Днем Виктор спал или, может быть, просто притворялся. В любом случае, казалось, что он отгородился от всех стеной. До него не доходили ни голоса сестер, ни вопли пациентов. Сестры быстро прекратили попытки наладить с ним контакт, пациенты же, наоборот, продолжали пытаться, в основном потому, что тут же забывали свои предыдущие неудачные попытки. Жан Сюрмонт садился на прутья в ногах кровати Виктора и кричал, как ворона, Нико Баумгартен вставал у кровати и как будто трубил в трубу, а Марк Франсуа подкрадывался к Виктору и выпускал по нему залп из воображаемого пулемета.

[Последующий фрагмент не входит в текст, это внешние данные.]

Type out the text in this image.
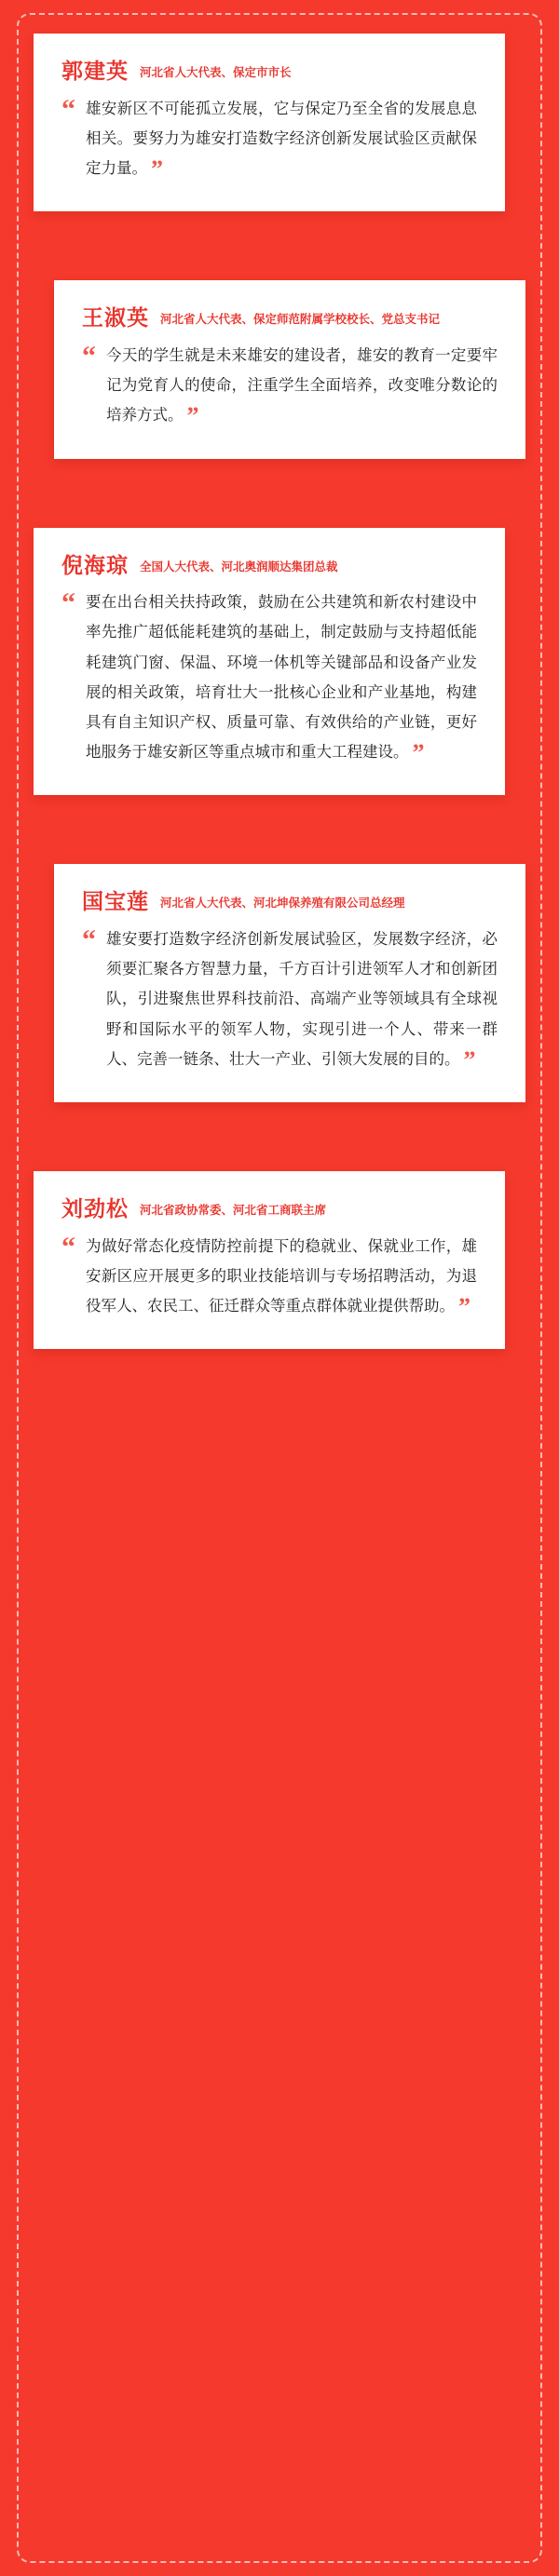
郭建英 河北省人大代表、保定市市长
“ 雄安新区不可能孤立发展，它与保定乃至全省的发展息息相关。要努力为雄安打造数字经济创新发展试验区贡献保定力量。 ”

王淑英 河北省人大代表、保定师范附属学校校长、党总支书记
“ 今天的学生就是未来雄安的建设者，雄安的教育一定要牢记为党育人的使命，注重学生全面培养，改变唯分数论的培养方式。 ”

倪海琼 全国人大代表、河北奥润顺达集团总裁
“ 要在出台相关扶持政策，鼓励在公共建筑和新农村建设中率先推广超低能耗建筑的基础上，制定鼓励与支持超低能耗建筑门窗、保温、环境一体机等关键部品和设备产业发展的相关政策，培育壮大一批核心企业和产业基地，构建具有自主知识产权、质量可靠、有效供给的产业链，更好地服务于雄安新区等重点城市和重大工程建设。 ”

国宝莲 河北省人大代表、河北坤保养殖有限公司总经理
“ 雄安要打造数字经济创新发展试验区，发展数字经济，必须要汇聚各方智慧力量，千方百计引进领军人才和创新团队，引进聚焦世界科技前沿、高端产业等领域具有全球视野和国际水平的领军人物，实现引进一个人、带来一群人、完善一链条、壮大一产业、引领大发展的目的。 ”

刘劲松 河北省政协常委、河北省工商联主席
“ 为做好常态化疫情防控前提下的稳就业、保就业工作，雄安新区应开展更多的职业技能培训与专场招聘活动，为退役军人、农民工、征迁群众等重点群体就业提供帮助。 ”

Со дня смерти Эгона Виктор перестал есть. Он только пил. Тарелку с едой ставили рядом с его кроватью, и, если он так ничего и не съедал к тому времени, как другие пациенты съедали всё, тарелку убирали. Сестра Милгита говорила, что он обязательно поест, как только проголодается, но когда после трех дней голодания мальчик все еще не ел, она тоже забеспокоилась.
— Он тоскует по Эгону, — сказала сестра Мари-Габриэль.
— Он еще слишком мал для этого, — ответила сестра Милгита. — Это все капризы. Мы его быстро отучим.
С помощью трех других сестер она как-то днем набила ему рот едой и зажала нос, так что мальчику пришлось проглотить. Таким образом они скормили ему всю тарелку.
Не прошло и минуты, как его стошнило прямо на хабит сестры Милгиты.
В противоположном конце зала Марк Франсуа расхохотался, а аббатиса, чтобы поддержать свое достоинство и авторитет, отвесила Виктору крепкую пощечину.
Виктор, казалось, и не поморщился. И хотя все присутствующие видели, как на щеке проступает отпечаток руки сестры Милгиты, мальчик продолжал оставаться безразличным.
— В нем и в самом деле сидит зло, — проговорила тогда решительно аббатиса и решила, что надо посадить у его кровати сестер, чтобы те беспрерывно читали Библию. И днем и ночью. Она надеялась, что дьявол, который сидит в Викторе, лишится сна и наконец покинет его тело в поисках покоя.
Кровать Виктора перенесли в отдельное помещение, и сестры сменяли друг друга днем каждые два часа, а ночью — каждые четыре.
Сестре Марте выделили часть ночи, что ее вовсе не расстроило, потому что в этом случае на следующий день она имела право пропустить утреннюю службу, чтобы выспаться.
В первую ночь она изучала Виктора, который лежал в кровати на спине с закрытыми глазами. Она долго смотрела на шрам над его верхней губой, так грубо нарушающий симметрию лица, на плоский нос, форма которого была изуродована врожденным пороком: из-за шрама крыло носа с одной стороны задралось вверх, и правая ноздря была намного шире, чем левая.
— Это признак того, что он дебил, — объяснила ей сестра Ноэль.
Она разглядывала его волосы, их особенный рыжий цвет, и не находила в этом ничего дьявольского, хотя все другие сестры уверяли ее в обратном. Она даже осторожно прикоснулась к его волосам. И ничего не произошло. Она не обожгла руку. Ее не сразила молния. Ничего.
Или все-таки что-то случилось. В тот момент, когда она положила руку на его голову, мальчик замолк. Потом из его уст снова полился непрекращающийся поток слов, и ей, когда она читала Библию, приходилось напрягать голос, чтобы перекричать его. Получалось у нее плохо. Его голос увлекал ее. Ее внимание все время переключалось с Библии, лежащей у нее на коленях, на слова, которые он произносил.